Friday, April 21, 2006

Off and running

Smack talk inspires sprinter Greene


Mo is ready to go.

Judging by the 2000 Olympic 100-meter champ's reaction to a reporter's question Thursday, the 79th edition of the Kansas Relays might be more personal for Maurice Greene than past meets.

The Kansas City, Kan., native whooped and hollered when informed of comments from rival and current Olympic 100-meter champ Justin Gatlin's coach earlier in the week.

"H.S.I. (Greene's 400-meter Relay team) is always competitive, but with my four, I don't think it will be a good match," Sprint Capitol coach Trevor Graham told 6News on Tuesday. "So we're pretty much going against the clock."

Don't tell that to the 31-year-old Greene, who might be 12 years older than Gatlin, but whose competitive juices certainly haven't slowed as he responded to Graham's revelation by jumping up and down and proclaiming that Memorial Stadium was his house.

No one was more excited to learn of the smack talk than meet director Tim Weaver, who had publicized the Invitational 400 Relay race like a prize fight.

"I'm momentarily speechless," said a smiling Weaver. "One thing I do know is that with each passing day the excitement and entertainment value of the Relays is growing bigger and bigger. These athletes are passionate about putting on a show for the fans."

Earlier in the day, Greene said as much in an exclusive interview with the Journal-World and 6News, but the three-time 100-meter world champion was more subdued about squaring off against Gatlin in the highlight of the GoldZone portion of the Relays at 5 p.m. Saturday.

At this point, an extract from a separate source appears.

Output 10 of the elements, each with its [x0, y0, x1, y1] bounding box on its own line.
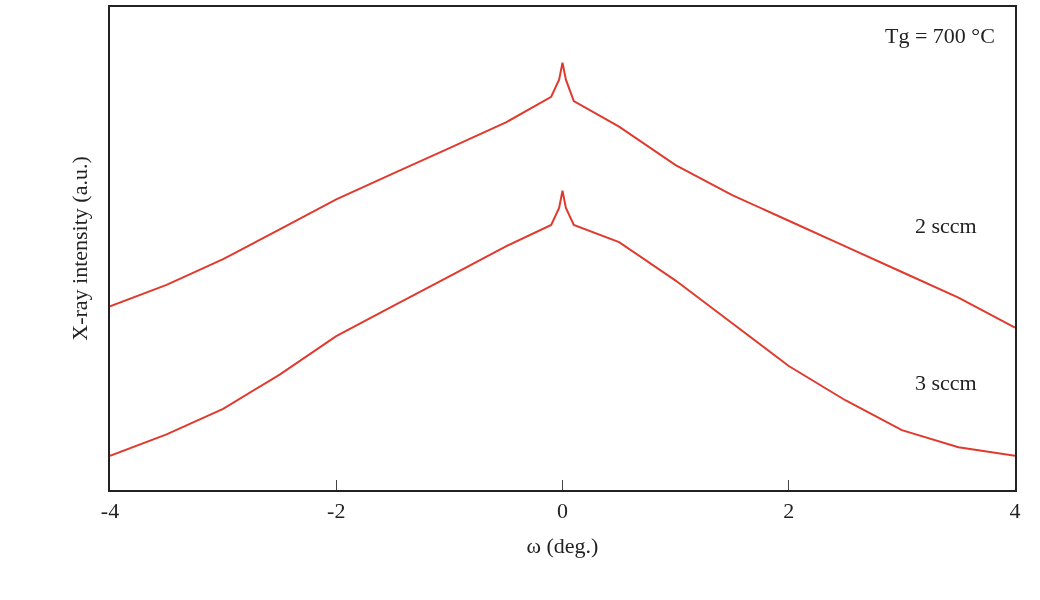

"We plan on coming out here, having a lot of fun and putting on a great show for the fans," said Greene, who will be taking on Gatlin for the first time this season. "It's always a lot of fun to come back home and let the fans here, where I grew up and have been running all my young life, see me compete and have fun."

Greene, who took Olympic bronze in Athens in 2000, said despite rumors that might suggest otherwise, he'd continue to run as long as he was having fun.

"Who knows what this will be," he said, asked if this season would be his last. "As long as I feel like I can keep competing, as long as I'm still enjoying myself and can have fun, I'll keep going."

Greene said that events like the Kansas Relays could help keep track and field going in the United States for quite some time.

"You think track and field is dead, but when you get 24,000 people into a stadium, you feel it ain't dead," said Greene who competed in the first GoldZone last year, which attracted the second largest crowd in Relays history. "The fans just have to have a place to go to watch us. You give us the place, and we'll come, and the fans will come out."

Weaver, who hopes to reach his goal of 30,000 fans in the stands Saturday, might have set that mark too low, especially since at least two elite athletes - who were scheduled just to stretch their legs Thursday - stretched their mouths instead.

"As of right now, I'm just going to run the relay," Greene said with a smirk. "But I might wake up tomorrow and be like: 'Let me go on and run the 100 meters.' We'll see what happens."